1st Quarter 2018 Recap - It Was Large Cap Growth Up Until Trump Chimed In
Despite the volatility experienced throughout the quarter that saw S&P VIX rise from the low 9s at the beginning of January to 20 at quarter-end (having peaked at 37 in early February during the short VIX trade massacre), investors expressed a clear preference for large cap growth and momentum style of investing (see 1Q2018 Performance Charts at the end of this commentary). This preference abruptly shifted toward defensive, low-volatility assets following Trump's trade war rhetoric and restrictions on Chinese investments in U.S. tech companies as well as the industry-specific woes listed at the beginning of this article.
U.S. large growth still outperformed value for the quarter but that outperformance narrowed towards the end of March. Small cap outperformed large cap after having lagged for much of the quarter. Technology and consumer discretionary sectors were the only positive sector performers for the quarter, but they gave back some of their gains in March.
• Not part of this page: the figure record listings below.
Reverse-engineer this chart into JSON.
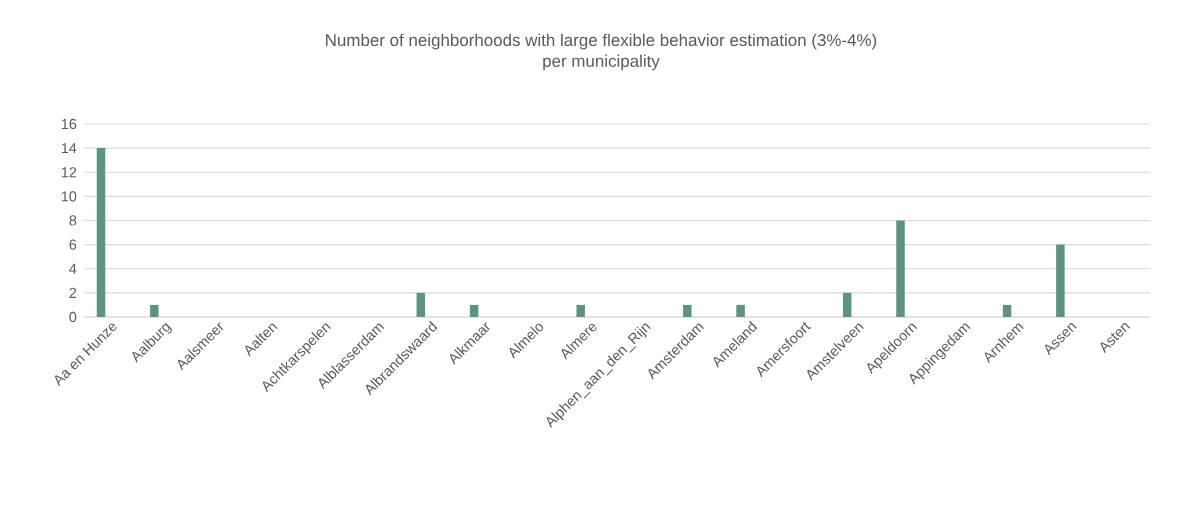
{
  "chart_data": {
    "type": "bar",
    "title": "Number of neighborhoods with large flexible behavior estimation (3%-4%)\nper municipality",
    "categories": [
      "Aa en Hunze",
      "Aalburg",
      "Aalsmeer",
      "Aalten",
      "Achtkarspelen",
      "Alblasserdam",
      "Albrandswaard",
      "Alkmaar",
      "Almelo",
      "Almere",
      "Alphen_aan_den_Rijn",
      "Amsterdam",
      "Ameland",
      "Amersfoort",
      "Amstelveen",
      "Apeldoorn",
      "Appingedam",
      "Arnhem",
      "Assen",
      "Asten"
    ],
    "values": [
      14,
      1,
      0,
      0,
      0,
      0,
      2,
      1,
      0,
      1,
      0,
      1,
      1,
      0,
      2,
      8,
      0,
      1,
      6,
      0
    ],
    "color": "#5b9580",
    "ylim": [
      0,
      16
    ],
    "yticks": [
      0,
      2,
      4,
      6,
      8,
      10,
      12,
      14,
      16
    ],
    "grid": "y"
  }
}
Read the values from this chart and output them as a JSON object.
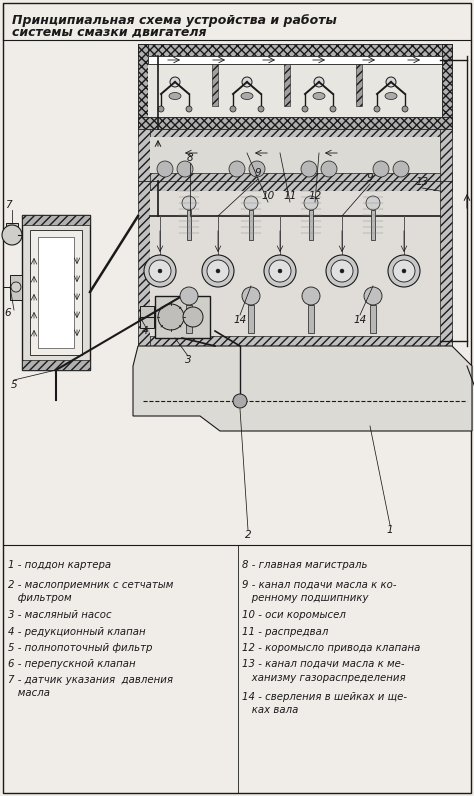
{
  "title_line1": "Принципиальная схема устройства и работы",
  "title_line2": "системы смазки двигателя",
  "bg_color": "#f0ede8",
  "diagram_color": "#1a1a1a",
  "legend_left": [
    [
      "1 - поддон картера",
      560
    ],
    [
      "2 - маслоприемник с сетчатым",
      580
    ],
    [
      "   фильтром",
      593
    ],
    [
      "3 - масляный насос",
      610
    ],
    [
      "4 - редукционный клапан",
      627
    ],
    [
      "5 - полнопоточный фильтр",
      643
    ],
    [
      "6 - перепускной клапан",
      659
    ],
    [
      "7 - датчик указания  давления",
      675
    ],
    [
      "   масла",
      688
    ]
  ],
  "legend_right": [
    [
      "8 - главная магистраль",
      560
    ],
    [
      "9 - канал подачи масла к ко-",
      580
    ],
    [
      "   ренному подшипнику",
      593
    ],
    [
      "10 - оси коромысел",
      610
    ],
    [
      "11 - распредвал",
      627
    ],
    [
      "12 - коромысло привода клапана",
      643
    ],
    [
      "13 - канал подачи масла к ме-",
      659
    ],
    [
      "   ханизму газораспределения",
      673
    ],
    [
      "14 - сверления в шейках и ще-",
      692
    ],
    [
      "   ках вала",
      705
    ]
  ],
  "figsize": [
    4.74,
    7.96
  ],
  "dpi": 100
}
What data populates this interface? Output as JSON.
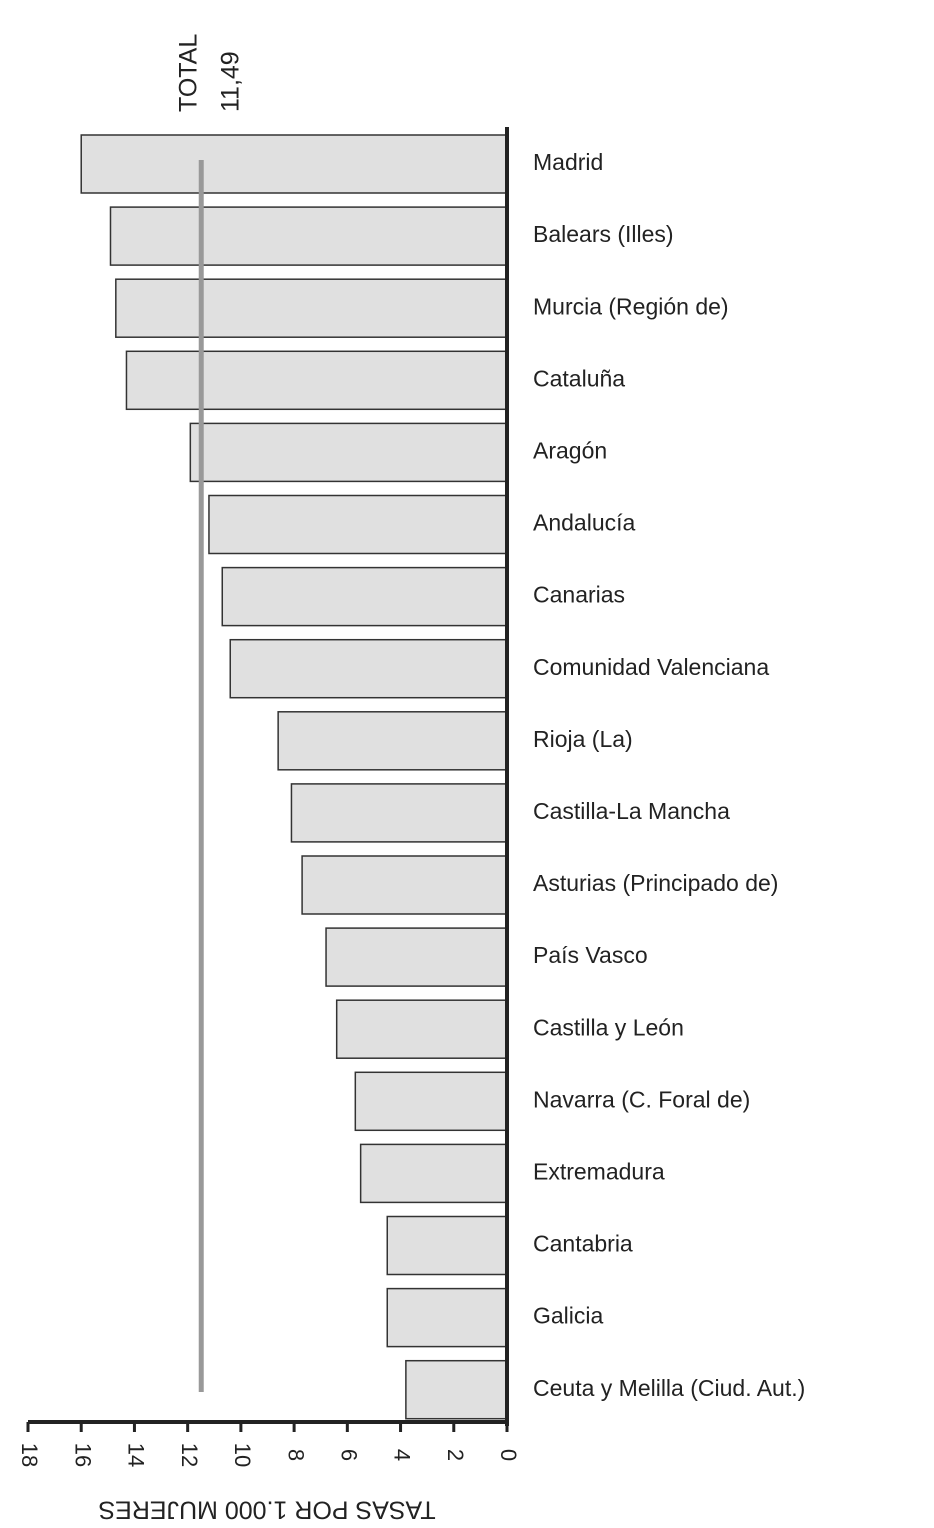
{
  "chart_data": {
    "type": "bar",
    "orientation": "horizontal",
    "reversed_x": true,
    "categories": [
      "Madrid",
      "Balears (Illes)",
      "Murcia (Región de)",
      "Cataluña",
      "Aragón",
      "Andalucía",
      "Canarias",
      "Comunidad Valenciana",
      "Rioja (La)",
      "Castilla-La Mancha",
      "Asturias (Principado de)",
      "País Vasco",
      "Castilla y León",
      "Navarra (C. Foral de)",
      "Extremadura",
      "Cantabria",
      "Galicia",
      "Ceuta y Melilla (Ciud. Aut.)"
    ],
    "values": [
      16.0,
      14.9,
      14.7,
      14.3,
      11.9,
      11.2,
      10.7,
      10.4,
      8.6,
      8.1,
      7.7,
      6.8,
      6.4,
      5.7,
      5.5,
      4.5,
      4.5,
      3.8
    ],
    "color": "#e0e0e0",
    "xlim": [
      0,
      18
    ],
    "xticks": [
      0,
      2,
      4,
      6,
      8,
      10,
      12,
      14,
      16,
      18
    ],
    "xlabel": "TASAS POR 1.000 MUJERES",
    "reference_line": {
      "name": "TOTAL",
      "value": 11.49,
      "label": "11,49",
      "color": "#999999"
    }
  }
}
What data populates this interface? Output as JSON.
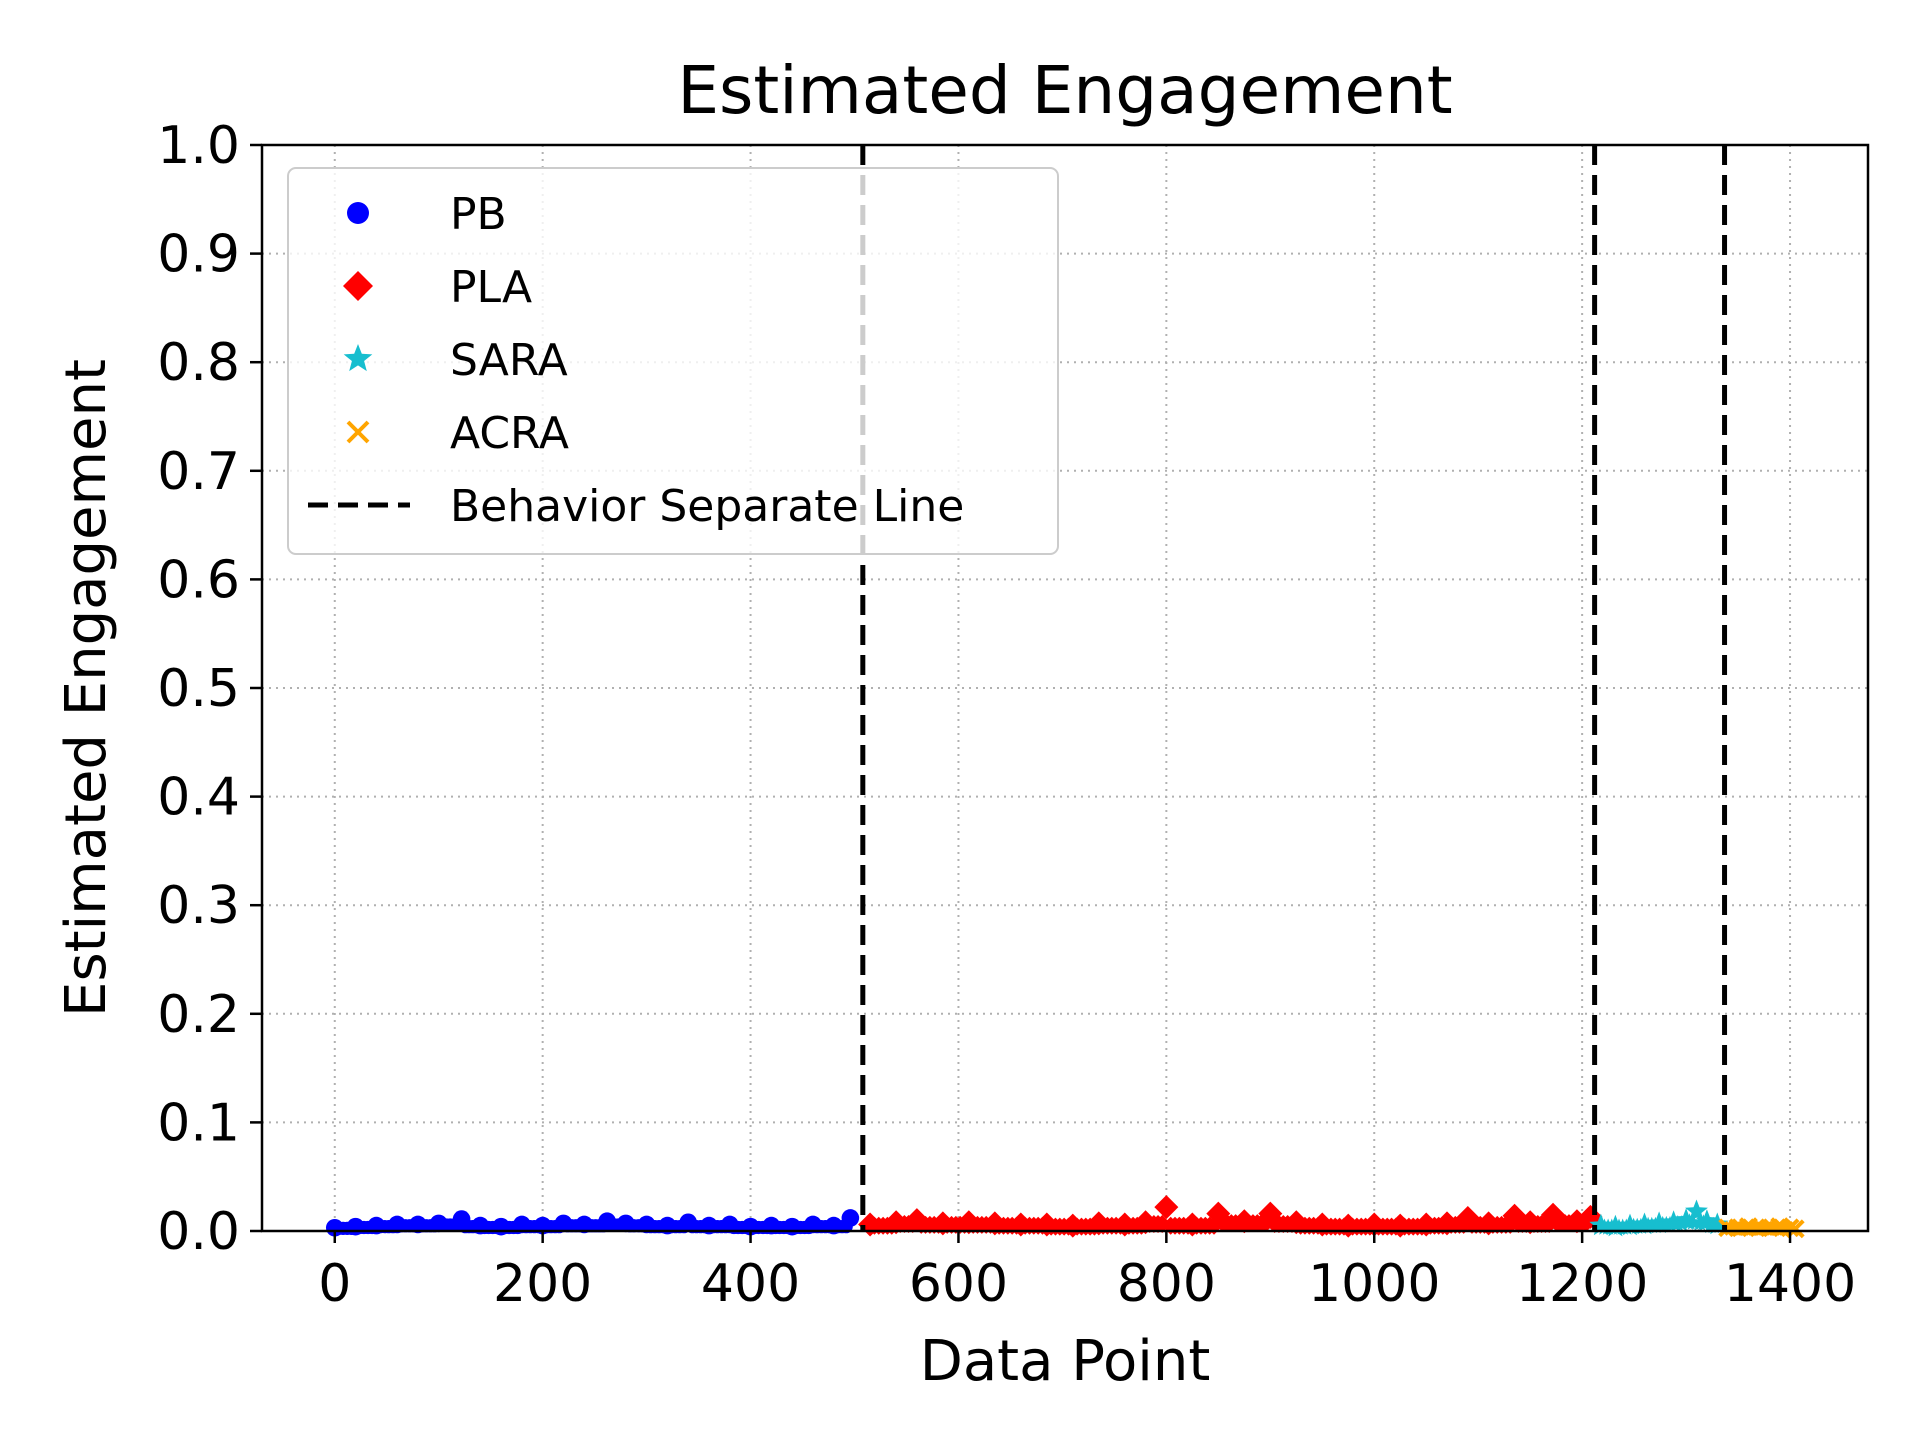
{
  "chart_data": {
    "type": "scatter",
    "title": "Estimated Engagement",
    "xlabel": "Data Point",
    "ylabel": "Estimated Engagement",
    "xlim": [
      -70,
      1475
    ],
    "ylim": [
      0.0,
      1.0
    ],
    "xticks": [
      0,
      200,
      400,
      600,
      800,
      1000,
      1200,
      1400
    ],
    "xtick_labels": [
      "0",
      "200",
      "400",
      "600",
      "800",
      "1000",
      "1200",
      "1400"
    ],
    "yticks": [
      0.0,
      0.1,
      0.2,
      0.3,
      0.4,
      0.5,
      0.6,
      0.7,
      0.8,
      0.9,
      1.0
    ],
    "ytick_labels": [
      "0.0",
      "0.1",
      "0.2",
      "0.3",
      "0.4",
      "0.5",
      "0.6",
      "0.7",
      "0.8",
      "0.9",
      "1.0"
    ],
    "grid": true,
    "legend_position": "top-left",
    "series": [
      {
        "name": "PB",
        "marker": "circle",
        "color": "#0000ff",
        "points": [
          [
            0,
            0.003
          ],
          [
            20,
            0.004
          ],
          [
            40,
            0.005
          ],
          [
            60,
            0.006
          ],
          [
            80,
            0.006
          ],
          [
            100,
            0.007
          ],
          [
            122,
            0.011
          ],
          [
            140,
            0.005
          ],
          [
            160,
            0.004
          ],
          [
            180,
            0.006
          ],
          [
            200,
            0.005
          ],
          [
            220,
            0.007
          ],
          [
            240,
            0.006
          ],
          [
            262,
            0.009
          ],
          [
            280,
            0.007
          ],
          [
            300,
            0.006
          ],
          [
            320,
            0.005
          ],
          [
            340,
            0.008
          ],
          [
            360,
            0.005
          ],
          [
            380,
            0.006
          ],
          [
            400,
            0.004
          ],
          [
            420,
            0.005
          ],
          [
            440,
            0.004
          ],
          [
            460,
            0.006
          ],
          [
            480,
            0.005
          ],
          [
            496,
            0.012
          ]
        ]
      },
      {
        "name": "PLA",
        "marker": "diamond",
        "color": "#ff0000",
        "points": [
          [
            515,
            0.006
          ],
          [
            540,
            0.008
          ],
          [
            560,
            0.01
          ],
          [
            585,
            0.007
          ],
          [
            610,
            0.008
          ],
          [
            635,
            0.007
          ],
          [
            660,
            0.006
          ],
          [
            685,
            0.006
          ],
          [
            710,
            0.005
          ],
          [
            735,
            0.007
          ],
          [
            760,
            0.006
          ],
          [
            780,
            0.008
          ],
          [
            800,
            0.022
          ],
          [
            825,
            0.006
          ],
          [
            850,
            0.016
          ],
          [
            875,
            0.009
          ],
          [
            900,
            0.016
          ],
          [
            925,
            0.008
          ],
          [
            950,
            0.006
          ],
          [
            975,
            0.005
          ],
          [
            1000,
            0.006
          ],
          [
            1025,
            0.005
          ],
          [
            1050,
            0.006
          ],
          [
            1070,
            0.007
          ],
          [
            1090,
            0.012
          ],
          [
            1110,
            0.007
          ],
          [
            1135,
            0.014
          ],
          [
            1150,
            0.008
          ],
          [
            1172,
            0.015
          ],
          [
            1195,
            0.009
          ],
          [
            1208,
            0.013
          ]
        ]
      },
      {
        "name": "SARA",
        "marker": "star",
        "color": "#17becf",
        "points": [
          [
            1218,
            0.005
          ],
          [
            1232,
            0.004
          ],
          [
            1246,
            0.005
          ],
          [
            1260,
            0.006
          ],
          [
            1274,
            0.007
          ],
          [
            1288,
            0.008
          ],
          [
            1300,
            0.01
          ],
          [
            1310,
            0.018
          ],
          [
            1320,
            0.009
          ],
          [
            1330,
            0.006
          ]
        ]
      },
      {
        "name": "ACRA",
        "marker": "x",
        "color": "#ffa500",
        "points": [
          [
            1340,
            0.003
          ],
          [
            1350,
            0.003
          ],
          [
            1360,
            0.004
          ],
          [
            1370,
            0.003
          ],
          [
            1380,
            0.003
          ],
          [
            1390,
            0.004
          ],
          [
            1400,
            0.003
          ],
          [
            1405,
            0.002
          ]
        ]
      }
    ],
    "vertical_lines": {
      "name": "Behavior Separate Line",
      "style": "dashed",
      "color": "#000000",
      "x": [
        508,
        1212,
        1337
      ]
    }
  }
}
Financials held up for the quarter but then gave back their gains over concerns on rising funding costs (LIBOR/OIS spread) and a flattening U.S. Treasury Yield curve that makes long-term lending less attractive versus short-term borrowing.
International markets turned in mixed returns with Emerging Markets and Japan leading all major regions while broader Asia and Europe lagged. Investors are growing increasingly nervous about Japan Prime Minister Shinzo Abe's alleged involvement in a scandal over the sale of public land to a private school closely connected to the Abe family. Should Abe be forced to resign over the scandal, a leadership crisis could ensue, possibly derailing the economic improvement under Abenomics.
Finally, 5-year/5-year forward inflation expectations and the flattening of the 2-10 year U.S. Treasury term structure suggest fixed income investors are not expecting an upsurge in long-term inflation and imply that there is a lid to Federal Reserve Rate hikes. If the markets were concerned about the economy sliding into a deflationary recession, then we would likely see those concerns being priced into long-term inflation expectations dropping well below 2% and the term structure inverting with short-term rates exceeding long-term rates.